SANE broadens access to confidential datasets for researchers by providing tools that help data providers minimise the risk of confidentiality breaches. Data providers remain in full control of their data, as stipulated by the General Data Protection Regulation (GDPR). 

Extending existing datasets

With SANE offering a secure environment for data analysis and an extra layer of data protection, data providers are able to share sensitive data for research purposes without risks of disclosure. This allows researchers to use richer datasets for their projects.

Well-known analysis tools

Through SANE, the researcher can use analysis tools that he or she is used to. Tinker SANE is a standard Windows-machine and both Tinker and Blind SANE offer a wide variety of analysis tools, with Rstudio and Jupyter Notebooks being pre-installed. 

Generic solution

SANE establishes standard specifications for developers at ODISSEI and CLARIAH, enabling them to create customisable analytical tools compatible with a variety of data providers, eliminating the need for individual adjustments. This makes SANE a valuable, future-proof option independent of current institutes.

High security standards

SANE is a specific configuration of SRAM (SURF Research Access Management) and SRC (SURF Research Cloud) and passed an independent penetration test by a specialised company in November 2023. This makes SANE part of SRAM and SRC’s ISO 27001 certification. ISO 27001 is an international standard to measure information security. SURF performs periodic internal audits and assessments to ensure continuous improvements and adjustments of the Information Security Management System.
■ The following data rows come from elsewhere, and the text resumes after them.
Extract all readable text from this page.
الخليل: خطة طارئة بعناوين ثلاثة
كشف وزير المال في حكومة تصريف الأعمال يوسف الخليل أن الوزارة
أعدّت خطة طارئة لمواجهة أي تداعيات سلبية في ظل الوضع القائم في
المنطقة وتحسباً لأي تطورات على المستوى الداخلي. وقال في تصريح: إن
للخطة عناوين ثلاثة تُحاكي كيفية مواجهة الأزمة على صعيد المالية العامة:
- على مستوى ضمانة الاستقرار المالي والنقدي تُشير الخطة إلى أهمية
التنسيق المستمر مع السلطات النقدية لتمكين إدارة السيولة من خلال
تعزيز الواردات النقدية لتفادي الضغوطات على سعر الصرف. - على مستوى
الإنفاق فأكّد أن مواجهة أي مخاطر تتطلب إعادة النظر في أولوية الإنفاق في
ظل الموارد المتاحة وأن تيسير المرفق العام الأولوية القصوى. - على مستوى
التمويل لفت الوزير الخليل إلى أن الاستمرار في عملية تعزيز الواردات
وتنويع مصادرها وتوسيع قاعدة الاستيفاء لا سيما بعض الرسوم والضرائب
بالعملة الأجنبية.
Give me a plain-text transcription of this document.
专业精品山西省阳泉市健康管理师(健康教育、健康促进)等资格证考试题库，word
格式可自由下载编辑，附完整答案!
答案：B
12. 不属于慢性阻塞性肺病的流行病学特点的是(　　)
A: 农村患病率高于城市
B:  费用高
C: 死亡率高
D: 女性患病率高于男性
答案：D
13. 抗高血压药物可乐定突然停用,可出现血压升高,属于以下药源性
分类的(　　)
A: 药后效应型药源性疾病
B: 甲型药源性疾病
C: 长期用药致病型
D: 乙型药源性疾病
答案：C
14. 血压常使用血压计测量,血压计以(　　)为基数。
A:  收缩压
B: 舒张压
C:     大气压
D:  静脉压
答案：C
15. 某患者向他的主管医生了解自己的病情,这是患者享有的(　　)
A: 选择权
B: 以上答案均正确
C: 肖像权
Scalable cloud infrastructure

As SANE has a cloud-based infrastructure, it scales almost infinitely. Currently running on SURF HPC Cloud, you’re just a few clicks away from using a machine with 64 GB RAM or an A10 GPU.  In the future, SANE can run on any cloud provider, including Microsoft Azure and Amazon Web Services (AWS). SANE will be able to run on-premise at the data provider as well.

Use Case

The ‘FIRMBACKBONE’ project is an initiative of Utrecht University (UU) and the Vrije Universiteit Amsterdam (VU Amsterdam).  In this project, the sensitive dataset from KvK – the Chamber of Commerce in the Netherlands is used and enriched with unstructured open data.

How to set up SANE?

Setting up SANE, a Secure Analysis Environment, typically takes about 30 minutes and involves collaboration between the data provider and a researcher. Any data provider utilizing the SURF Research Cloud can offer their data using SANE. This generally necessitates having a free-of-charge SURF Research Cloud contract in effect, a condition met by the majority of Dutch research and educational institutions. At the same time, a researcher needs to have sufficient SURF Research Cloud funding to use SANE. This can be organized through a SURF E-infra grant or an institutional agreement between SURF and the institution the researcher is affiliated with. 

Once these requirements are met, the data provider creates a Collaborative Organisation (CO) to manage users and roles, as well as the virtual analysis environment itself. This process deploys an easy off-the-shelf environment made available by SURF. For more information about setting up SANE, follow the button below.

Additional questions about using SANE can be addressed to SANE Project Manager, Lucas van der Meer (

About the collaborators

  • ODISSEI: The national research infrastructure for the social sciences in the Netherlands, facilitating groundbreaking research through data, expertise, and resources.
  • SURF: A cooperative of Dutch education and research institutions dedicated to enhancing digital services and fostering knowledge sharing through innovation.
  • CLARIAH: A distributed research infrastructure for the humanities and social sciences, providing access to extensive digital data collections and user-friendly applications.